I just use “trans,” “transnatal” (antonym for cisnatal), or the simple letter “T” to mean all trans people. Really, when you get into it, there’s no way to refer to everyone with any single term without marginalizing those with different salient issues.

We’re in a time of social awareness and adjustment. In time, maybe a century or two, I believe T issues will become no more significant to mention than being gay. Or lesbian. Or left-handed. Or whatever else. Just people.

AUTOGYNEPHILIA

Autogynephilia is a male sexually aroused at the thought of being female. I am not autogynephilic (Lawrence, 2014) falling into the category of transsexual biologically/orientationally referenced as “homosexual” (Blanchard, Bailey, Lawrence). My sexual response is female; I’m aroused by men/males.

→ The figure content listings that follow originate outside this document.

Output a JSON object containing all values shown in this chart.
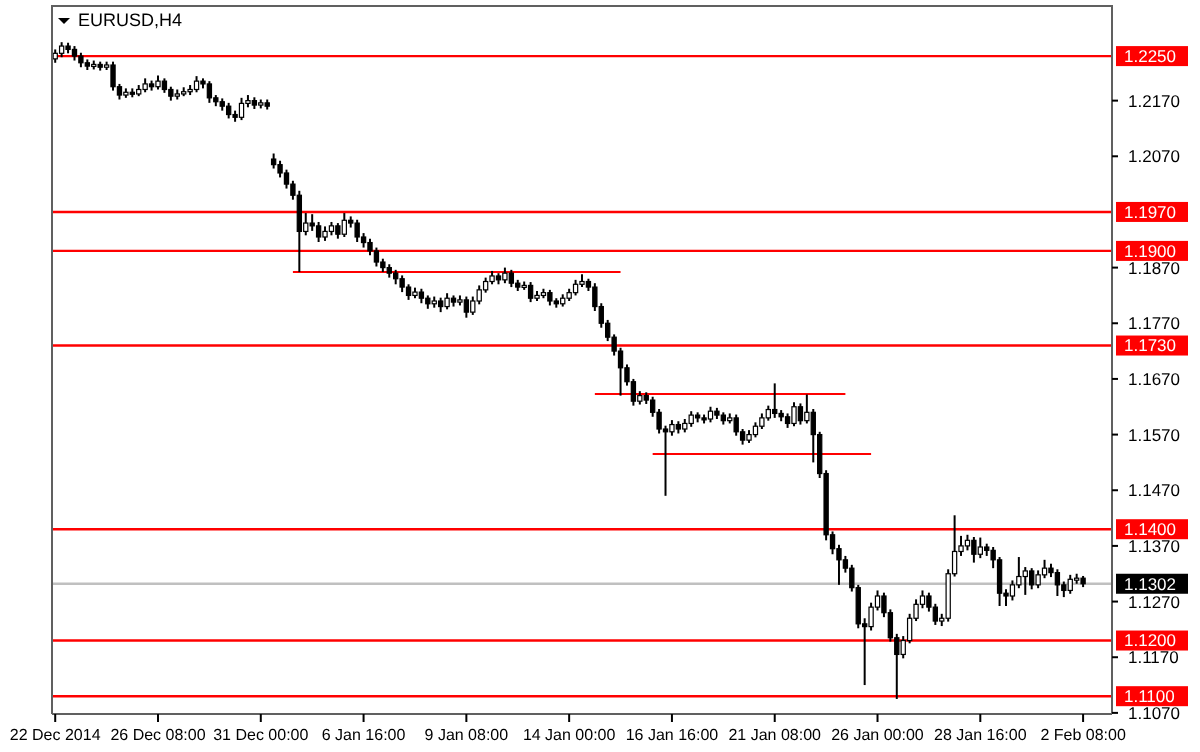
{
  "chart_data": {
    "type": "candlestick",
    "title": "EURUSD,H4",
    "categories": [
      "22 Dec 2014",
      null,
      null,
      null,
      null,
      null,
      null,
      null,
      null,
      null,
      null,
      null,
      null,
      null,
      null,
      null,
      "26 Dec 08:00",
      null,
      null,
      null,
      null,
      null,
      null,
      null,
      null,
      null,
      null,
      null,
      null,
      null,
      null,
      null,
      "31 Dec 00:00",
      null,
      null,
      null,
      null,
      null,
      null,
      null,
      null,
      null,
      null,
      null,
      null,
      null,
      null,
      null,
      "6 Jan 16:00",
      null,
      null,
      null,
      null,
      null,
      null,
      null,
      null,
      null,
      null,
      null,
      null,
      null,
      null,
      null,
      "9 Jan 08:00",
      null,
      null,
      null,
      null,
      null,
      null,
      null,
      null,
      null,
      null,
      null,
      null,
      null,
      null,
      null,
      "14 Jan 00:00",
      null,
      null,
      null,
      null,
      null,
      null,
      null,
      null,
      null,
      null,
      null,
      null,
      null,
      null,
      null,
      "16 Jan 16:00",
      null,
      null,
      null,
      null,
      null,
      null,
      null,
      null,
      null,
      null,
      null,
      null,
      null,
      null,
      null,
      "21 Jan 08:00",
      null,
      null,
      null,
      null,
      null,
      null,
      null,
      null,
      null,
      null,
      null,
      null,
      null,
      null,
      null,
      "26 Jan 00:00",
      null,
      null,
      null,
      null,
      null,
      null,
      null,
      null,
      null,
      null,
      null,
      null,
      null,
      null,
      null,
      "28 Jan 16:00",
      null,
      null,
      null,
      null,
      null,
      null,
      null,
      null,
      null,
      null,
      null,
      null,
      null,
      null,
      null,
      "2 Feb 08:00",
      null,
      null,
      null,
      null
    ],
    "ylim": [
      1.1068,
      1.234
    ],
    "yticks": [
      {
        "value": 1.217,
        "label": "1.2170"
      },
      {
        "value": 1.207,
        "label": "1.2070"
      },
      {
        "value": 1.187,
        "label": "1.1870"
      },
      {
        "value": 1.177,
        "label": "1.1770"
      },
      {
        "value": 1.167,
        "label": "1.1670"
      },
      {
        "value": 1.157,
        "label": "1.1570"
      },
      {
        "value": 1.147,
        "label": "1.1470"
      },
      {
        "value": 1.137,
        "label": "1.1370"
      },
      {
        "value": 1.127,
        "label": "1.1270"
      },
      {
        "value": 1.117,
        "label": "1.1170"
      },
      {
        "value": 1.107,
        "label": "1.1070"
      }
    ],
    "ref_lines": [
      {
        "axis": "y",
        "value": 1.225,
        "label": "1.2250",
        "color": "#ff0000"
      },
      {
        "axis": "y",
        "value": 1.197,
        "label": "1.1970",
        "color": "#ff0000"
      },
      {
        "axis": "y",
        "value": 1.19,
        "label": "1.1900",
        "color": "#ff0000"
      },
      {
        "axis": "y",
        "value": 1.173,
        "label": "1.1730",
        "color": "#ff0000"
      },
      {
        "axis": "y",
        "value": 1.14,
        "label": "1.1400",
        "color": "#ff0000"
      },
      {
        "axis": "y",
        "value": 1.12,
        "label": "1.1200",
        "color": "#ff0000"
      },
      {
        "axis": "y",
        "value": 1.11,
        "label": "1.1100",
        "color": "#ff0000"
      },
      {
        "axis": "y",
        "value": 1.1302,
        "label": "1.1302",
        "color": "#c0c0c0"
      }
    ],
    "series": [
      {
        "type": "line",
        "color": "#ff0000",
        "values": [
          null,
          null,
          null,
          null,
          null,
          null,
          null,
          null,
          null,
          null,
          null,
          null,
          null,
          null,
          null,
          null,
          null,
          null,
          null,
          null,
          null,
          null,
          null,
          null,
          null,
          null,
          null,
          null,
          null,
          null,
          null,
          null,
          null,
          null,
          null,
          null,
          null,
          1.1862,
          1.1862,
          1.1862,
          1.1862,
          1.1862,
          1.1862,
          1.1862,
          1.1862,
          1.1862,
          1.1862,
          1.1862,
          1.1862,
          1.1862,
          1.1862,
          1.1862,
          1.1862,
          1.1862,
          1.1862,
          1.1862,
          1.1862,
          1.1862,
          1.1862,
          1.1862,
          1.1862,
          1.1862,
          1.1862,
          1.1862,
          1.1862,
          1.1862,
          1.1862,
          1.1862,
          1.1862,
          1.1862,
          1.1862,
          1.1862,
          1.1862,
          1.1862,
          1.1862,
          1.1862,
          1.1862,
          1.1862,
          1.1862,
          1.1862,
          1.1862,
          1.1862,
          1.1862,
          1.1862,
          1.1862,
          1.1862,
          1.1862,
          1.1862,
          1.1862,
          null,
          null,
          null,
          null,
          null,
          null,
          null,
          null,
          null,
          null,
          null,
          null,
          null,
          null,
          null,
          null,
          null,
          null,
          null,
          null,
          null,
          null,
          null,
          null,
          null,
          null,
          null,
          null,
          null,
          null,
          null,
          null,
          null,
          null,
          null,
          null,
          null,
          null,
          null,
          null,
          null,
          null,
          null,
          null,
          null,
          null,
          null,
          null,
          null,
          null,
          null,
          null,
          null,
          null,
          null,
          null,
          null,
          null,
          null,
          null,
          null,
          null,
          null,
          null,
          null,
          null,
          null,
          null,
          null,
          null,
          null,
          null,
          null,
          null,
          null,
          null
        ]
      },
      {
        "type": "line",
        "color": "#ff0000",
        "values": [
          null,
          null,
          null,
          null,
          null,
          null,
          null,
          null,
          null,
          null,
          null,
          null,
          null,
          null,
          null,
          null,
          null,
          null,
          null,
          null,
          null,
          null,
          null,
          null,
          null,
          null,
          null,
          null,
          null,
          null,
          null,
          null,
          null,
          null,
          null,
          null,
          null,
          null,
          null,
          null,
          null,
          null,
          null,
          null,
          null,
          null,
          null,
          null,
          null,
          null,
          null,
          null,
          null,
          null,
          null,
          null,
          null,
          null,
          null,
          null,
          null,
          null,
          null,
          null,
          null,
          null,
          null,
          null,
          null,
          null,
          null,
          null,
          null,
          null,
          null,
          null,
          null,
          null,
          null,
          null,
          null,
          null,
          null,
          null,
          1.1643,
          1.1643,
          1.1643,
          1.1643,
          1.1643,
          1.1643,
          1.1643,
          1.1643,
          1.1643,
          1.1643,
          1.1643,
          1.1643,
          1.1643,
          1.1643,
          1.1643,
          1.1643,
          1.1643,
          1.1643,
          1.1643,
          1.1643,
          1.1643,
          1.1643,
          1.1643,
          1.1643,
          1.1643,
          1.1643,
          1.1643,
          1.1643,
          1.1643,
          1.1643,
          1.1643,
          1.1643,
          1.1643,
          1.1643,
          1.1643,
          1.1643,
          1.1643,
          1.1643,
          1.1643,
          1.1643,
          null,
          null,
          null,
          null,
          null,
          null,
          null,
          null,
          null,
          null,
          null,
          null,
          null,
          null,
          null,
          null,
          null,
          null,
          null,
          null,
          null,
          null,
          null,
          null,
          null,
          null,
          null,
          null,
          null,
          null,
          null,
          null,
          null,
          null,
          null,
          null,
          null,
          null,
          null,
          null,
          null
        ]
      },
      {
        "type": "line",
        "color": "#ff0000",
        "values": [
          null,
          null,
          null,
          null,
          null,
          null,
          null,
          null,
          null,
          null,
          null,
          null,
          null,
          null,
          null,
          null,
          null,
          null,
          null,
          null,
          null,
          null,
          null,
          null,
          null,
          null,
          null,
          null,
          null,
          null,
          null,
          null,
          null,
          null,
          null,
          null,
          null,
          null,
          null,
          null,
          null,
          null,
          null,
          null,
          null,
          null,
          null,
          null,
          null,
          null,
          null,
          null,
          null,
          null,
          null,
          null,
          null,
          null,
          null,
          null,
          null,
          null,
          null,
          null,
          null,
          null,
          null,
          null,
          null,
          null,
          null,
          null,
          null,
          null,
          null,
          null,
          null,
          null,
          null,
          null,
          null,
          null,
          null,
          null,
          null,
          null,
          null,
          null,
          null,
          null,
          null,
          null,
          null,
          1.1535,
          1.1535,
          1.1535,
          1.1535,
          1.1535,
          1.1535,
          1.1535,
          1.1535,
          1.1535,
          1.1535,
          1.1535,
          1.1535,
          1.1535,
          1.1535,
          1.1535,
          1.1535,
          1.1535,
          1.1535,
          1.1535,
          1.1535,
          1.1535,
          1.1535,
          1.1535,
          1.1535,
          1.1535,
          1.1535,
          1.1535,
          1.1535,
          1.1535,
          1.1535,
          1.1535,
          1.1535,
          1.1535,
          1.1535,
          1.1535,
          null,
          null,
          null,
          null,
          null,
          null,
          null,
          null,
          null,
          null,
          null,
          null,
          null,
          null,
          null,
          null,
          null,
          null,
          null,
          null,
          null,
          null,
          null,
          null,
          null,
          null,
          null,
          null,
          null,
          null,
          null,
          null,
          null,
          null,
          null,
          null,
          null
        ]
      },
      {
        "color": "#000000",
        "ohlc": [
          [
            1.2245,
            1.2262,
            1.2238,
            1.2255
          ],
          [
            1.2255,
            1.2275,
            1.2248,
            1.2268
          ],
          [
            1.2268,
            1.2274,
            1.2255,
            1.2262
          ],
          [
            1.2262,
            1.2268,
            1.2242,
            1.225
          ],
          [
            1.225,
            1.2256,
            1.223,
            1.2238
          ],
          [
            1.2238,
            1.2244,
            1.2225,
            1.2232
          ],
          [
            1.2232,
            1.2242,
            1.2226,
            1.2235
          ],
          [
            1.2235,
            1.224,
            1.2224,
            1.223
          ],
          [
            1.223,
            1.224,
            1.2225,
            1.2234
          ],
          [
            1.2234,
            1.224,
            1.2188,
            1.2195
          ],
          [
            1.2195,
            1.22,
            1.2172,
            1.218
          ],
          [
            1.218,
            1.2192,
            1.2175,
            1.2185
          ],
          [
            1.2185,
            1.2192,
            1.2176,
            1.2182
          ],
          [
            1.2182,
            1.2198,
            1.2178,
            1.219
          ],
          [
            1.219,
            1.221,
            1.2185,
            1.22
          ],
          [
            1.22,
            1.2206,
            1.2188,
            1.2195
          ],
          [
            1.2195,
            1.2215,
            1.219,
            1.2205
          ],
          [
            1.2205,
            1.221,
            1.2184,
            1.219
          ],
          [
            1.219,
            1.2195,
            1.217,
            1.2178
          ],
          [
            1.2178,
            1.219,
            1.2172,
            1.2182
          ],
          [
            1.2182,
            1.2194,
            1.2178,
            1.2186
          ],
          [
            1.2186,
            1.2198,
            1.218,
            1.219
          ],
          [
            1.219,
            1.2214,
            1.2185,
            1.2205
          ],
          [
            1.2205,
            1.221,
            1.2192,
            1.22
          ],
          [
            1.22,
            1.2205,
            1.2166,
            1.2175
          ],
          [
            1.2175,
            1.218,
            1.216,
            1.2168
          ],
          [
            1.2168,
            1.2174,
            1.2152,
            1.216
          ],
          [
            1.216,
            1.2166,
            1.2138,
            1.2145
          ],
          [
            1.2145,
            1.2152,
            1.2132,
            1.214
          ],
          [
            1.214,
            1.2175,
            1.2135,
            1.2165
          ],
          [
            1.2165,
            1.218,
            1.2158,
            1.217
          ],
          [
            1.217,
            1.2176,
            1.2155,
            1.2162
          ],
          [
            1.2162,
            1.2172,
            1.2156,
            1.2166
          ],
          [
            1.2166,
            1.2172,
            1.2154,
            1.216
          ],
          [
            1.2065,
            1.2075,
            1.2048,
            1.2055
          ],
          [
            1.2055,
            1.2062,
            1.2032,
            1.204
          ],
          [
            1.204,
            1.2046,
            1.2012,
            1.202
          ],
          [
            1.202,
            1.2026,
            1.1992,
            1.2
          ],
          [
            1.2,
            1.2008,
            1.1862,
            1.1935
          ],
          [
            1.1935,
            1.1968,
            1.1928,
            1.195
          ],
          [
            1.195,
            1.1966,
            1.1936,
            1.1945
          ],
          [
            1.1945,
            1.1952,
            1.1916,
            1.1925
          ],
          [
            1.1925,
            1.1944,
            1.1918,
            1.1935
          ],
          [
            1.1935,
            1.1952,
            1.1928,
            1.1945
          ],
          [
            1.1945,
            1.195,
            1.1922,
            1.193
          ],
          [
            1.193,
            1.1968,
            1.1925,
            1.1955
          ],
          [
            1.1955,
            1.1962,
            1.1942,
            1.195
          ],
          [
            1.195,
            1.1956,
            1.1916,
            1.1925
          ],
          [
            1.1925,
            1.1932,
            1.1906,
            1.1915
          ],
          [
            1.1915,
            1.1922,
            1.1892,
            1.19
          ],
          [
            1.19,
            1.1906,
            1.1872,
            1.188
          ],
          [
            1.188,
            1.1886,
            1.1862,
            1.187
          ],
          [
            1.187,
            1.1876,
            1.1852,
            1.186
          ],
          [
            1.186,
            1.1866,
            1.184,
            1.185
          ],
          [
            1.185,
            1.1856,
            1.1826,
            1.1835
          ],
          [
            1.1835,
            1.184,
            1.1812,
            1.182
          ],
          [
            1.182,
            1.1834,
            1.1815,
            1.1826
          ],
          [
            1.1826,
            1.1832,
            1.1806,
            1.1815
          ],
          [
            1.1815,
            1.182,
            1.1796,
            1.1805
          ],
          [
            1.1805,
            1.1818,
            1.1798,
            1.181
          ],
          [
            1.181,
            1.1816,
            1.179,
            1.18
          ],
          [
            1.18,
            1.1824,
            1.1795,
            1.1815
          ],
          [
            1.1815,
            1.182,
            1.18,
            1.1808
          ],
          [
            1.1808,
            1.182,
            1.1802,
            1.1812
          ],
          [
            1.1812,
            1.1818,
            1.178,
            1.179
          ],
          [
            1.179,
            1.1818,
            1.1785,
            1.181
          ],
          [
            1.181,
            1.1838,
            1.1804,
            1.183
          ],
          [
            1.183,
            1.1852,
            1.1825,
            1.1845
          ],
          [
            1.1845,
            1.1864,
            1.184,
            1.1855
          ],
          [
            1.1855,
            1.186,
            1.184,
            1.1848
          ],
          [
            1.1848,
            1.187,
            1.1842,
            1.186
          ],
          [
            1.186,
            1.1866,
            1.1835,
            1.1842
          ],
          [
            1.1842,
            1.1848,
            1.1828,
            1.1835
          ],
          [
            1.1835,
            1.1845,
            1.183,
            1.1838
          ],
          [
            1.1838,
            1.1844,
            1.1808,
            1.1815
          ],
          [
            1.1815,
            1.1828,
            1.181,
            1.182
          ],
          [
            1.182,
            1.1832,
            1.1815,
            1.1825
          ],
          [
            1.1825,
            1.183,
            1.1802,
            1.181
          ],
          [
            1.181,
            1.1815,
            1.1798,
            1.1805
          ],
          [
            1.1805,
            1.1822,
            1.18,
            1.1815
          ],
          [
            1.1815,
            1.1832,
            1.181,
            1.1825
          ],
          [
            1.1825,
            1.1848,
            1.182,
            1.184
          ],
          [
            1.184,
            1.1858,
            1.1835,
            1.1845
          ],
          [
            1.1845,
            1.185,
            1.1828,
            1.1835
          ],
          [
            1.1835,
            1.1842,
            1.1792,
            1.18
          ],
          [
            1.18,
            1.1806,
            1.1762,
            1.177
          ],
          [
            1.177,
            1.1776,
            1.1738,
            1.1745
          ],
          [
            1.1745,
            1.175,
            1.1712,
            1.172
          ],
          [
            1.172,
            1.1726,
            1.164,
            1.169
          ],
          [
            1.169,
            1.1696,
            1.1658,
            1.1665
          ],
          [
            1.1665,
            1.167,
            1.1622,
            1.163
          ],
          [
            1.163,
            1.1648,
            1.1624,
            1.164
          ],
          [
            1.164,
            1.1646,
            1.1625,
            1.1632
          ],
          [
            1.1632,
            1.1638,
            1.1602,
            1.161
          ],
          [
            1.161,
            1.1616,
            1.1572,
            1.158
          ],
          [
            1.158,
            1.1586,
            1.146,
            1.1575
          ],
          [
            1.1575,
            1.1596,
            1.1568,
            1.1588
          ],
          [
            1.1588,
            1.1594,
            1.1572,
            1.158
          ],
          [
            1.158,
            1.1598,
            1.1574,
            1.159
          ],
          [
            1.159,
            1.1612,
            1.1584,
            1.1605
          ],
          [
            1.1605,
            1.161,
            1.1592,
            1.16
          ],
          [
            1.16,
            1.1606,
            1.159,
            1.1598
          ],
          [
            1.1598,
            1.162,
            1.1592,
            1.1612
          ],
          [
            1.1612,
            1.1618,
            1.1598,
            1.1605
          ],
          [
            1.1605,
            1.161,
            1.1588,
            1.1595
          ],
          [
            1.1595,
            1.1608,
            1.159,
            1.16
          ],
          [
            1.16,
            1.1606,
            1.1568,
            1.1575
          ],
          [
            1.1575,
            1.158,
            1.1552,
            1.156
          ],
          [
            1.156,
            1.1578,
            1.1555,
            1.157
          ],
          [
            1.157,
            1.1592,
            1.1565,
            1.1585
          ],
          [
            1.1585,
            1.1608,
            1.158,
            1.16
          ],
          [
            1.16,
            1.1622,
            1.1595,
            1.1615
          ],
          [
            1.1615,
            1.1662,
            1.16,
            1.1608
          ],
          [
            1.1608,
            1.1614,
            1.1594,
            1.1602
          ],
          [
            1.1602,
            1.1608,
            1.1582,
            1.159
          ],
          [
            1.159,
            1.1628,
            1.1585,
            1.162
          ],
          [
            1.162,
            1.1626,
            1.1588,
            1.1595
          ],
          [
            1.1595,
            1.1642,
            1.159,
            1.161
          ],
          [
            1.161,
            1.1616,
            1.152,
            1.157
          ],
          [
            1.157,
            1.1575,
            1.1492,
            1.15
          ],
          [
            1.15,
            1.1506,
            1.138,
            1.139
          ],
          [
            1.139,
            1.1396,
            1.1355,
            1.1365
          ],
          [
            1.1365,
            1.1372,
            1.13,
            1.1345
          ],
          [
            1.1345,
            1.1352,
            1.1322,
            1.133
          ],
          [
            1.133,
            1.1336,
            1.1288,
            1.1295
          ],
          [
            1.1295,
            1.13,
            1.1222,
            1.123
          ],
          [
            1.123,
            1.124,
            1.112,
            1.1225
          ],
          [
            1.1225,
            1.1268,
            1.1218,
            1.126
          ],
          [
            1.126,
            1.129,
            1.1254,
            1.128
          ],
          [
            1.128,
            1.1286,
            1.1242,
            1.125
          ],
          [
            1.125,
            1.1256,
            1.1198,
            1.1205
          ],
          [
            1.1205,
            1.1212,
            1.1095,
            1.1175
          ],
          [
            1.1175,
            1.1208,
            1.1168,
            1.12
          ],
          [
            1.12,
            1.1248,
            1.1195,
            1.124
          ],
          [
            1.124,
            1.1274,
            1.1235,
            1.1265
          ],
          [
            1.1265,
            1.129,
            1.1258,
            1.128
          ],
          [
            1.128,
            1.1286,
            1.1252,
            1.126
          ],
          [
            1.126,
            1.1266,
            1.1228,
            1.1235
          ],
          [
            1.1235,
            1.1248,
            1.1226,
            1.124
          ],
          [
            1.124,
            1.1328,
            1.1234,
            1.132
          ],
          [
            1.132,
            1.1425,
            1.1315,
            1.136
          ],
          [
            1.136,
            1.1388,
            1.1352,
            1.137
          ],
          [
            1.137,
            1.139,
            1.1362,
            1.138
          ],
          [
            1.138,
            1.1386,
            1.134,
            1.1355
          ],
          [
            1.1355,
            1.1385,
            1.1348,
            1.1368
          ],
          [
            1.1368,
            1.1374,
            1.1352,
            1.1362
          ],
          [
            1.1362,
            1.1368,
            1.133,
            1.1345
          ],
          [
            1.1345,
            1.135,
            1.1262,
            1.1285
          ],
          [
            1.1285,
            1.1292,
            1.1262,
            1.128
          ],
          [
            1.128,
            1.1308,
            1.1272,
            1.13
          ],
          [
            1.13,
            1.135,
            1.1294,
            1.1315
          ],
          [
            1.1315,
            1.1332,
            1.1282,
            1.1325
          ],
          [
            1.1325,
            1.133,
            1.1292,
            1.13
          ],
          [
            1.13,
            1.1326,
            1.1294,
            1.1318
          ],
          [
            1.1318,
            1.1345,
            1.1312,
            1.133
          ],
          [
            1.133,
            1.1338,
            1.1314,
            1.1322
          ],
          [
            1.1322,
            1.1328,
            1.128,
            1.13
          ],
          [
            1.13,
            1.1306,
            1.1278,
            1.129
          ],
          [
            1.129,
            1.1318,
            1.1284,
            1.131
          ],
          [
            1.131,
            1.132,
            1.1302,
            1.1312
          ],
          [
            1.1312,
            1.1316,
            1.1296,
            1.1302
          ],
          null,
          null,
          null,
          null
        ]
      }
    ]
  }
}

Transgenders usually hate the concept of autogynephilia because they fear people will reject them for that, too. Insecurity is very common. I believe the road to social acceptance and inclusion is in focusing on sexuality, selling the truth of it, not hiding it and hoping people will go along with that. It’s not working. People know, and none of us trans people can stand up for ourselves if it means mentioning what we’re hiding.

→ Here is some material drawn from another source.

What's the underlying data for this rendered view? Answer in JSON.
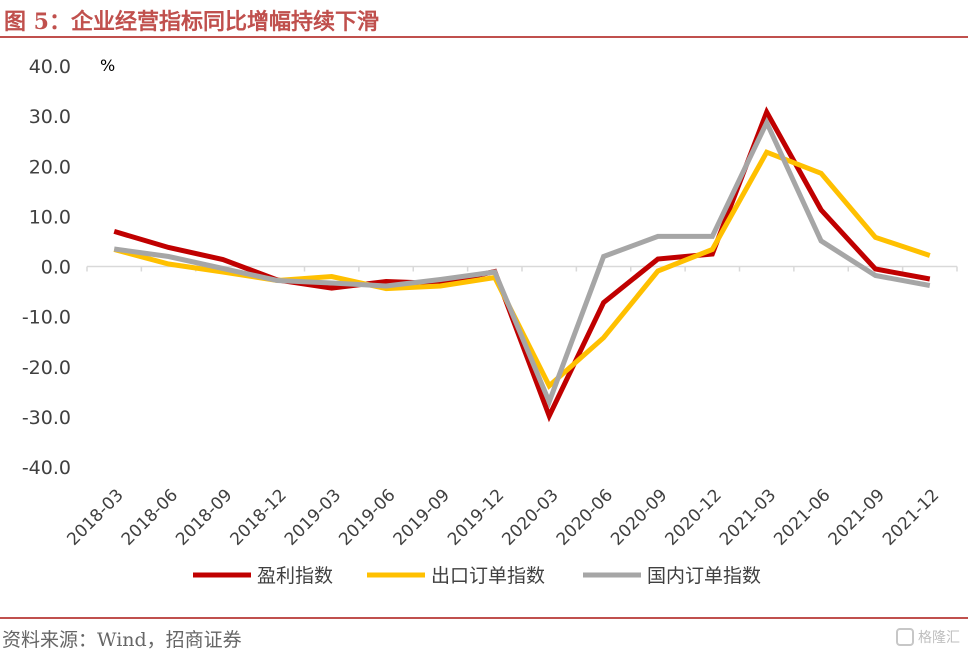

I urge trans people who have it to quit worrying about autogynephilia; look at it humorously like Woody Allen did about masturbation, back in the 1970s, in the movie “Annie Hall“: “It’s sex with someone I love.”

CROSS-DRESSING

I was not into cross-dressing, though it was integral at transition. I note it’s very important in prior living for most trans people from Jenny Boylan to Caitlyn Jenner, but it wasn’t me. To me, the clothing simply is not an area of interest. At transition, at the age of 23 and thereabouts, I was skinnier than I am now, and that helped. I found some dresses that looked okay. But as I aged, my body filled out in ways I don’t prefer, so I never wear them any more. I miss—not being able to be genuine, real, authentic to myself, falling short of my need to be biologically female, but my heart does not pine for dressing.

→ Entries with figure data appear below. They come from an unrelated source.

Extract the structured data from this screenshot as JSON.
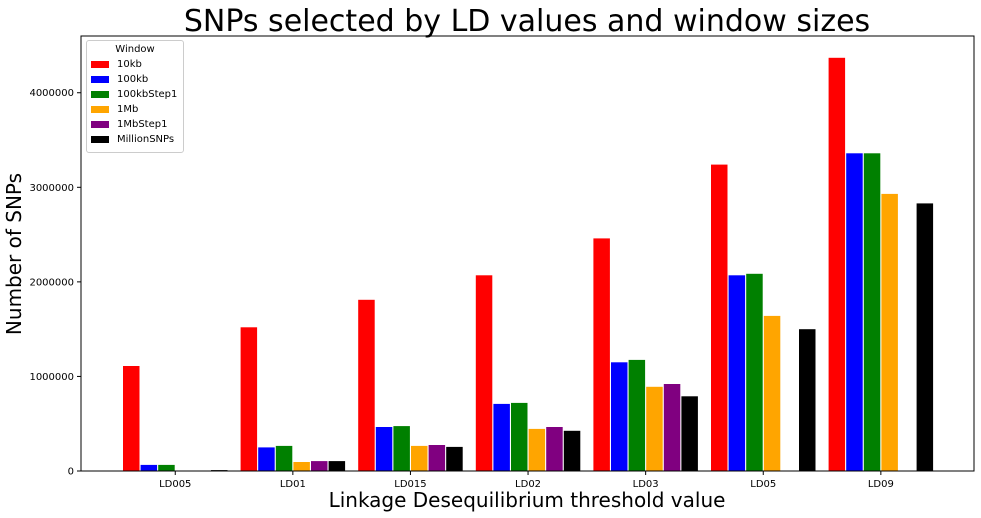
{
  "chart_data": {
    "type": "bar",
    "title": "SNPs selected by LD values and window sizes",
    "xlabel": "Linkage Desequilibrium threshold value",
    "ylabel": "Number of SNPs",
    "categories": [
      "LD005",
      "LD01",
      "LD015",
      "LD02",
      "LD03",
      "LD05",
      "LD09"
    ],
    "ylim": [
      0,
      4600000
    ],
    "yticks": [
      0,
      1000000,
      2000000,
      3000000,
      4000000
    ],
    "legend": {
      "title": "Window",
      "placement": "top-left"
    },
    "series": [
      {
        "name": "10kb",
        "color": "#ff0000",
        "values": [
          1110000,
          1520000,
          1810000,
          2070000,
          2460000,
          3240000,
          4370000
        ]
      },
      {
        "name": "100kb",
        "color": "#0000ff",
        "values": [
          65000,
          250000,
          465000,
          710000,
          1150000,
          2070000,
          3360000
        ]
      },
      {
        "name": "100kbStep1",
        "color": "#008000",
        "values": [
          65000,
          265000,
          475000,
          720000,
          1175000,
          2085000,
          3360000
        ]
      },
      {
        "name": "1Mb",
        "color": "#ffa500",
        "values": [
          0,
          95000,
          265000,
          445000,
          890000,
          1640000,
          2930000
        ]
      },
      {
        "name": "1MbStep1",
        "color": "#800080",
        "values": [
          0,
          105000,
          275000,
          465000,
          920000,
          0,
          0
        ]
      },
      {
        "name": "MillionSNPs",
        "color": "#000000",
        "values": [
          10000,
          105000,
          255000,
          425000,
          790000,
          1500000,
          2830000
        ]
      }
    ]
  }
}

When I met Joe in 1989. He amazed me. I’ve always enjoyed flight, was already a pilot, in the 99s, and Joe’s life absorbed me. It was about taking aircraft to air shows, boating, learning how to fix the water heater whether I liked it or not, trying to survive hate crimes, going to doctors as he aged…and the more feminine fineries were never enculturated. You can see that in my book. As a result, I tend to dress “down”, without intent that it be down, per se, just not masculine where I can help it: a blouse, jeans, nothing fancy. I nearly always wear sneakers with orthotic inserts and a brace, because of my Ehlers-Danlos, hypermobility, which, unhappily, also make me about 1/2 inch taller. The Ehlers-Danlos also complicates my appearance, as I have an “ape index” of 1.6:1, greater than Michael Phelps, the Olympic swimmer, at his ape index of 1.5 per Scientific American. (I am also an outstanding swimmer, though I’m no athlete.) However bad my appearance may be, I do my best to overcome this as well as other natal male features of stature.

FWIW, I think I’m missing something, not into fineries, but if I consider them I disregard them yet again because I don’t have the figure for it. This view may also relate to my decades in transition, since 1981, how issues evolve through us over time.